Ce troisième point fait débat depuis des années à Bruxelles et dans le reste de la Belgique. «De nombreuses preuves des effets néfastes d’une exposition à long terme au bruit des avions existent», commentent-ils. Dès lors, l’OMS recommande que les bruits produits par l’aviation soient inférieurs à 45 décibels en journée et à 40 décibels pendant la nuit. Si, durant la nuit, un peu plus d’un million de Bruxellois (91%) sont affectés par un bruit de moins de 45 décibels, les résultats sont un peu moins bons durant la journée. Bruxelles Environnement nous apprend qu’en 2016, 63% de la population bruxelloise était confrontée à une nuisance sonore allant de 45 à 60 décibels. Le reste se trouve sous la limite des 45 décibels et des chiffres plus précis sous ce seuil ne sont pas communiqués.

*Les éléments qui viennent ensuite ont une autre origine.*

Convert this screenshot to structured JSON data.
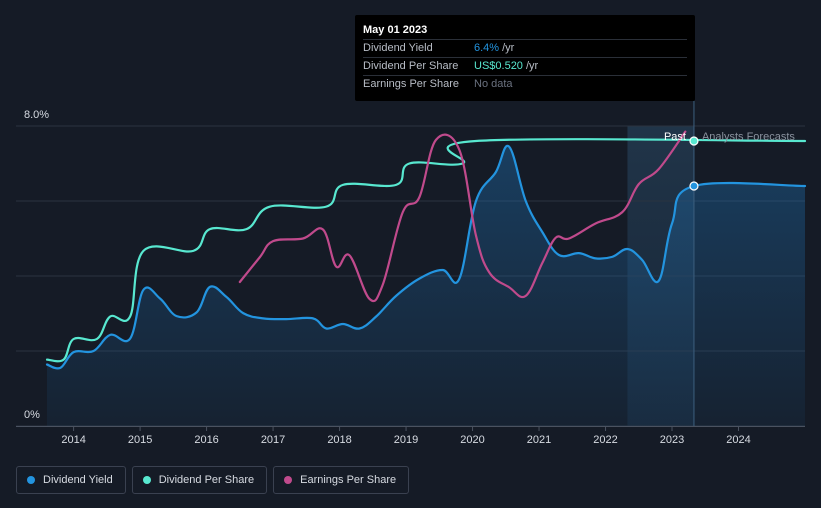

La loi est d’ailleurs beaucoup plus permissive que cette norme de l’OMS. L’arrêté du Gouvernement de la Région de Bruxelles Capitale relatif à la lutte contre le bruit généré par le trafic aérien limite en fonction des zones le bruit des avions à un niveau allant de 55 à 60 décibels en journée et de 45 à 50 décibels durant la nuit.

4. Recommandation générale

En ce qui concerne l’exposition quotidienne moyenne au bruit, l’OMS recommande de réduire la moyenne quotidienne de toutes les sources de bruit à 70 décibels en 24h. Au-dessus de cette moyenne, les bruits, dont ceux provenant des loisirs comme la musique, peuvent avoir des effets néfastes sur la santé. «Il a été prouvé qu’il n’y a pas d’augmentation significative de risque de dégâts permanents au niveau auditif en dessous de ce niveau d’exposition au bruit», concluent les auteurs.